The carmine was traditionally used in the dyeing of fabrics, in cosmetics, and in art paints. Reminding young girls that lip stick is made of scale insects used to be a popular method to try to discourange them from using it.

The red to violet colorant, also called carmine, is widely used in the food industry, e.g. in the production of a very popular kind of liquer.

AURO needs cochenille to give its plant-based wall glazes a touch of red with a bluish shade.

 

... that titanium dioxide is a very well covering, non-poisonous white pigment for paints?

It is obtained from natural minerals via separation of colored associated materials and, among others, used in the neutralisation of toxic materials as it is a catalytic pigment with special, fine molecular structure and a large surface.

Titanium dioxide is chemically stable, non-poisonous and can be found as food additive E-171 in tooth paste, chewing gum or anti-cough candy, as well as a pigment in cosmetics.

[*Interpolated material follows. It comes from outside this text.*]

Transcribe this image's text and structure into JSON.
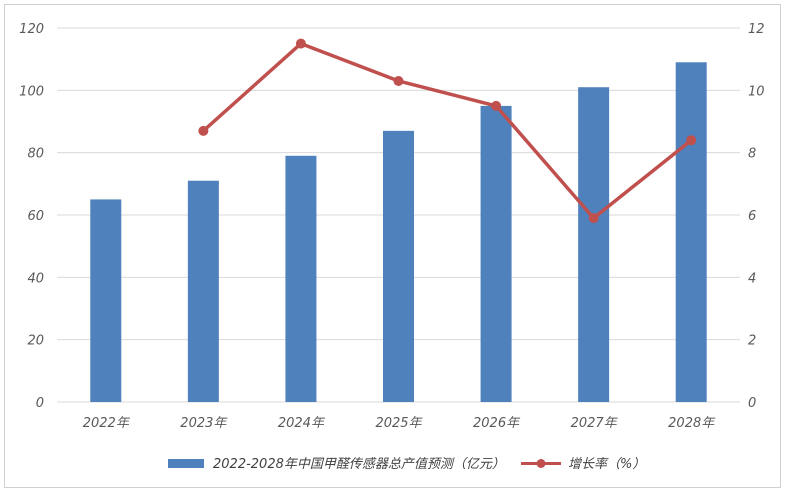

It is also applied in oil painting, and in the technical area in paints, textiles, paper, UV protection in suncreams and as whitener in pharmaceutical products.

 

... that linseed oil is a fetty seed oil of the flax plant, obtained through cold and warm pressing?

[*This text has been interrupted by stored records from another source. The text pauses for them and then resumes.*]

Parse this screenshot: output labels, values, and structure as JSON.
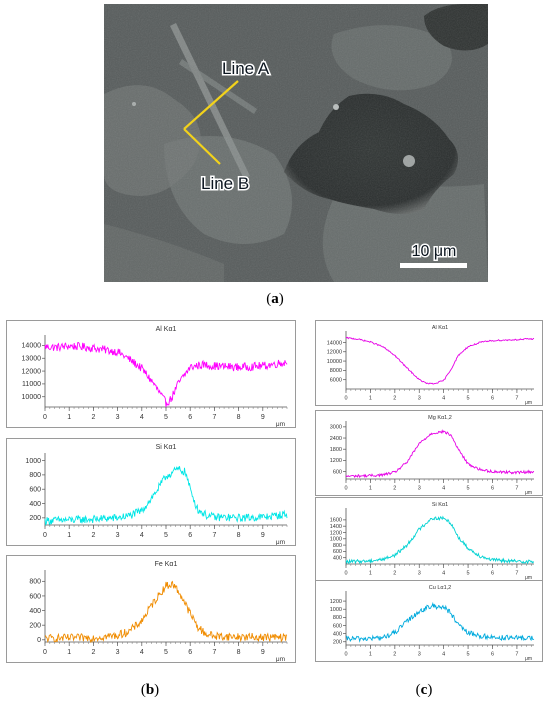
{
  "figure": {
    "captions": {
      "a": "a",
      "b": "b",
      "c": "c"
    },
    "sem_image": {
      "line_a_label": "Line A",
      "line_b_label": "Line B",
      "scale_bar_label": "10 μm",
      "line_color": "#f2d21b",
      "label_fill": "#0c1620"
    }
  },
  "chart_data": [
    {
      "id": "b1",
      "type": "line",
      "title": "Al Kα1",
      "color": "#ff00ff",
      "xunit": "μm",
      "xlim": [
        0,
        10
      ],
      "xticks": [
        0,
        1,
        2,
        3,
        4,
        5,
        6,
        7,
        8,
        9
      ],
      "yticks": [
        10000,
        11000,
        12000,
        13000,
        14000
      ],
      "ylim": [
        9200,
        14500
      ],
      "profile": [
        [
          0,
          13900
        ],
        [
          0.5,
          13850
        ],
        [
          1,
          13950
        ],
        [
          1.5,
          13900
        ],
        [
          2,
          13800
        ],
        [
          2.5,
          13650
        ],
        [
          3,
          13500
        ],
        [
          3.5,
          12900
        ],
        [
          4,
          12200
        ],
        [
          4.5,
          11000
        ],
        [
          4.8,
          10100
        ],
        [
          5,
          9500
        ],
        [
          5.2,
          9800
        ],
        [
          5.5,
          11000
        ],
        [
          6,
          12300
        ],
        [
          6.5,
          12500
        ],
        [
          7,
          12400
        ],
        [
          8,
          12300
        ],
        [
          9,
          12400
        ],
        [
          10,
          12700
        ]
      ],
      "noise": 320
    },
    {
      "id": "b2",
      "type": "line",
      "title": "Si Kα1",
      "color": "#00e6e6",
      "xunit": "μm",
      "xlim": [
        0,
        10
      ],
      "xticks": [
        0,
        1,
        2,
        3,
        4,
        5,
        6,
        7,
        8,
        9
      ],
      "yticks": [
        200,
        400,
        600,
        800,
        1000
      ],
      "ylim": [
        100,
        1050
      ],
      "profile": [
        [
          0,
          160
        ],
        [
          1,
          170
        ],
        [
          2,
          180
        ],
        [
          3,
          200
        ],
        [
          3.5,
          230
        ],
        [
          4,
          300
        ],
        [
          4.5,
          520
        ],
        [
          5,
          780
        ],
        [
          5.5,
          880
        ],
        [
          5.8,
          840
        ],
        [
          6,
          600
        ],
        [
          6.3,
          320
        ],
        [
          6.7,
          230
        ],
        [
          7,
          210
        ],
        [
          8,
          200
        ],
        [
          9,
          210
        ],
        [
          10,
          250
        ]
      ],
      "noise": 55
    },
    {
      "id": "b3",
      "type": "line",
      "title": "Fe Kα1",
      "color": "#f08c00",
      "xunit": "μm",
      "xlim": [
        0,
        10
      ],
      "xticks": [
        0,
        1,
        2,
        3,
        4,
        5,
        6,
        7,
        8,
        9
      ],
      "yticks": [
        0,
        200,
        400,
        600,
        800
      ],
      "ylim": [
        -30,
        900
      ],
      "profile": [
        [
          0,
          20
        ],
        [
          1,
          25
        ],
        [
          2,
          30
        ],
        [
          3,
          60
        ],
        [
          3.5,
          120
        ],
        [
          4,
          260
        ],
        [
          4.5,
          520
        ],
        [
          5,
          740
        ],
        [
          5.3,
          760
        ],
        [
          5.6,
          620
        ],
        [
          6,
          360
        ],
        [
          6.3,
          180
        ],
        [
          6.6,
          90
        ],
        [
          7,
          50
        ],
        [
          8,
          40
        ],
        [
          9,
          35
        ],
        [
          10,
          30
        ]
      ],
      "noise": 55
    },
    {
      "id": "c1",
      "type": "line",
      "title": "Al Kα1",
      "color": "#e600e6",
      "xunit": "μm",
      "xlim": [
        0,
        7.7
      ],
      "xticks": [
        0,
        1,
        2,
        3,
        4,
        5,
        6,
        7
      ],
      "yticks": [
        6000,
        8000,
        10000,
        12000,
        14000
      ],
      "ylim": [
        4000,
        15600
      ],
      "profile": [
        [
          0,
          15000
        ],
        [
          0.5,
          14700
        ],
        [
          1,
          14100
        ],
        [
          1.5,
          13100
        ],
        [
          2,
          11200
        ],
        [
          2.5,
          8500
        ],
        [
          3,
          6000
        ],
        [
          3.3,
          5200
        ],
        [
          3.6,
          5100
        ],
        [
          4,
          5800
        ],
        [
          4.3,
          8200
        ],
        [
          4.6,
          11200
        ],
        [
          5,
          13100
        ],
        [
          5.5,
          14000
        ],
        [
          6,
          14400
        ],
        [
          7,
          14600
        ],
        [
          7.7,
          14800
        ]
      ],
      "noise": 150
    },
    {
      "id": "c2",
      "type": "line",
      "title": "Mg Kα1,2",
      "color": "#e600e6",
      "xunit": "μm",
      "xlim": [
        0,
        7.7
      ],
      "xticks": [
        0,
        1,
        2,
        3,
        4,
        5,
        6,
        7
      ],
      "yticks": [
        600,
        1200,
        1800,
        2400,
        3000
      ],
      "ylim": [
        200,
        3100
      ],
      "profile": [
        [
          0,
          350
        ],
        [
          1,
          380
        ],
        [
          1.5,
          420
        ],
        [
          2,
          560
        ],
        [
          2.5,
          1100
        ],
        [
          3,
          2100
        ],
        [
          3.5,
          2650
        ],
        [
          4,
          2750
        ],
        [
          4.3,
          2550
        ],
        [
          4.6,
          1800
        ],
        [
          5,
          1000
        ],
        [
          5.5,
          700
        ],
        [
          6,
          600
        ],
        [
          7,
          550
        ],
        [
          7.7,
          600
        ]
      ],
      "noise": 70
    },
    {
      "id": "c3",
      "type": "line",
      "title": "Si Kα1",
      "color": "#00d2d2",
      "xunit": "μm",
      "xlim": [
        0,
        7.7
      ],
      "xticks": [
        0,
        1,
        2,
        3,
        4,
        5,
        6,
        7
      ],
      "yticks": [
        400,
        600,
        800,
        1000,
        1200,
        1400,
        1600
      ],
      "ylim": [
        200,
        1850
      ],
      "profile": [
        [
          0,
          270
        ],
        [
          1,
          300
        ],
        [
          1.5,
          350
        ],
        [
          2,
          480
        ],
        [
          2.5,
          800
        ],
        [
          3,
          1300
        ],
        [
          3.5,
          1650
        ],
        [
          4,
          1650
        ],
        [
          4.3,
          1500
        ],
        [
          4.6,
          1050
        ],
        [
          5,
          700
        ],
        [
          5.5,
          450
        ],
        [
          6,
          330
        ],
        [
          7,
          280
        ],
        [
          7.7,
          280
        ]
      ],
      "noise": 55
    },
    {
      "id": "c4",
      "type": "line",
      "title": "Cu Lα1,2",
      "color": "#00aadd",
      "xunit": "μm",
      "xlim": [
        0,
        7.7
      ],
      "xticks": [
        0,
        1,
        2,
        3,
        4,
        5,
        6,
        7
      ],
      "yticks": [
        200,
        400,
        600,
        800,
        1000,
        1200
      ],
      "ylim": [
        120,
        1350
      ],
      "profile": [
        [
          0,
          270
        ],
        [
          1,
          280
        ],
        [
          1.5,
          300
        ],
        [
          2,
          420
        ],
        [
          2.5,
          700
        ],
        [
          3,
          950
        ],
        [
          3.5,
          1080
        ],
        [
          4,
          1060
        ],
        [
          4.3,
          900
        ],
        [
          4.6,
          600
        ],
        [
          5,
          420
        ],
        [
          5.5,
          340
        ],
        [
          6,
          310
        ],
        [
          7,
          290
        ],
        [
          7.7,
          300
        ]
      ],
      "noise": 65
    }
  ]
}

The linseed used by AURO comes from controlled, biological, party local cultivation. Linseed oil hardens due to its high content of mono and poly unsaturated fatty acids and can therefore be used as binder in oil paints. As part of the binding agent it contributes to a high elasticity and flowability of oils. 

The oil smells spicy like hay. Linseed oil was and still is the most important binder for oil paints, ahead of other drying oils (poppy-seed oil, walnut oil). The earliest known records for usage of oil based paints in the art painting have been found in the production recipes in the 8. century.

 

 

... that castor oil is obtained from the seeds of the sub-tropical castor bush, also called a "wonder tree"?

This fast growing plant, able to grow up to five meters within several months, has red-brown fruits with soft prickles and bean-shaped seeds. The viscous, transparent or yellowish castor oil is obtained from those seeds through cold pressing. 

Unlike the outer seed paring that contains poisonous ricin, the oil is fully non-toxic. The poisonous material is not dilutable in fat, so it stays in the waste after the pressing of the seeds.

By means of water abstraction and the following cooking to a stand oil, castor oil is used as an ingredient in the production of the binder for AURO's cleaning and care products.